In support of ‘One Mom’
This is regarding the On My Mind by Mims Driscoll: Mims, I want you to know that One Mom definitely can make a difference in bullying. And if you can’t, then I’ll stand with you, and perhaps Two Moms can make a difference.
What happened to your son on the bus was not right, in any way. He tried his best to withstand the onslaught of being verbally assaulted, pushed and then physically assaulted before he defended himself. “Sit down, Jew,” among the many slurs and curses, were deeply offensive for so many reasons - and his heritage is just one of them. He has every right to be proud of his heritage, to be proud of his Jewish forebears that survived the Nazi scourge. Many middle school students don’t really understand what happened during World War II, how many Jews perished, or what horrors Nazi concentration camp survivors truly endured.

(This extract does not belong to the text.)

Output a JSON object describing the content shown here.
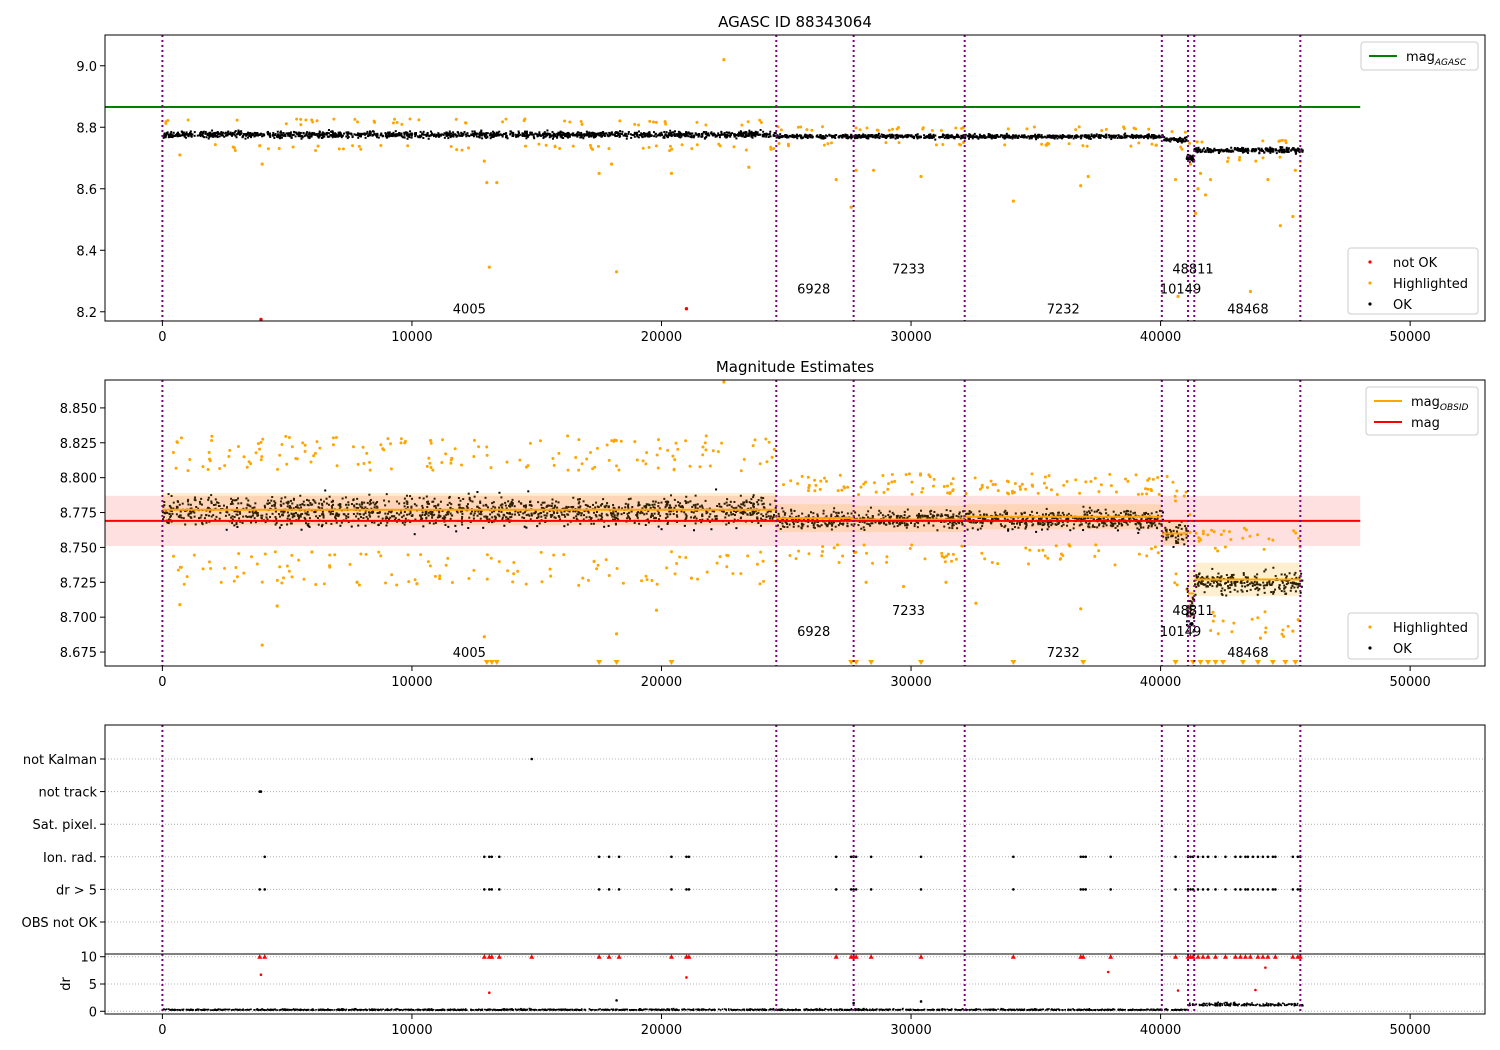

That doesn’t excuse their actions or their words. They must be educated. At school. At home. In churches or synagogues or mosques.
First, all the children on the bus must be disciplined for their actions -- and for their inaction. Yes, all the children. Their conduct was unsportsmanlike. They don’t deserve to win the game. Take away the win. Bold words? Yes. Sometimes knowledge must be painfully earned by all. There were boys on that bus who may or may not have said “Hey be quiet, leave him alone, he’s trying to call his grandmother, geez.” There were team leaders on that bus who may or may not have said “Stop being a jerk, shut up, calm down.”
Yes, some boys who were not involved may suffer. But they will learn to come to the aid of those who are oppressed. They will learn that bullying is not tolerated or ignored, no matter who starts it. Second, where were the adults on this bus? I know the coach intervened at the end, but was he not on the bus during the ride? If he was, couldn’t he hear the taunting? Obviously, they need to employ camera systems on the athletics buses as well as the regular buses. That’s a given, if it’s financially feasible. Alternatively, put an adult at the back and an adult at the front for supervision and discipline enforcement.
Finally, all of the children need to attend an appropriate, effective anti-bullying seminar or program immediately - something positive that can help them understand how their words hurt and diminish not only others but themselves, how to be an effective mature leader by example on and off the field, and how to bravely stand up for those weaker or smaller or different from yourself.
I would suggest that the entire Fort Mill school system needs a more systematic and effective anti-bullying program. One that has been used successfully in thousands of U.S. schools is the Olweus Bullying Prevention Program. It is a comprehensive program that includes forming an anti-bullying committee, training staff to intervene immediately if they observe bullying and meeting with students and parents when problems occur: http://www.violencepreventionworks.org/public/index
Perhaps if we work together as parents, we can implement positive change in the Fort Mill school system so that bullying of any child becomes of thing of the past. Let us say together that we love our children too much to allow them to victimize one another. Fort Mill should be known for its great educational system, its fabulous talented teachers, its wonderful and caring resource officers, its world class band programs – never, never, never for bullying other students based on race, creed, religion, gender or sexual orientation. Let’s change the culture of our schools so that bullying is no longer tolerated – in any class, on any bus, in any athletic organization.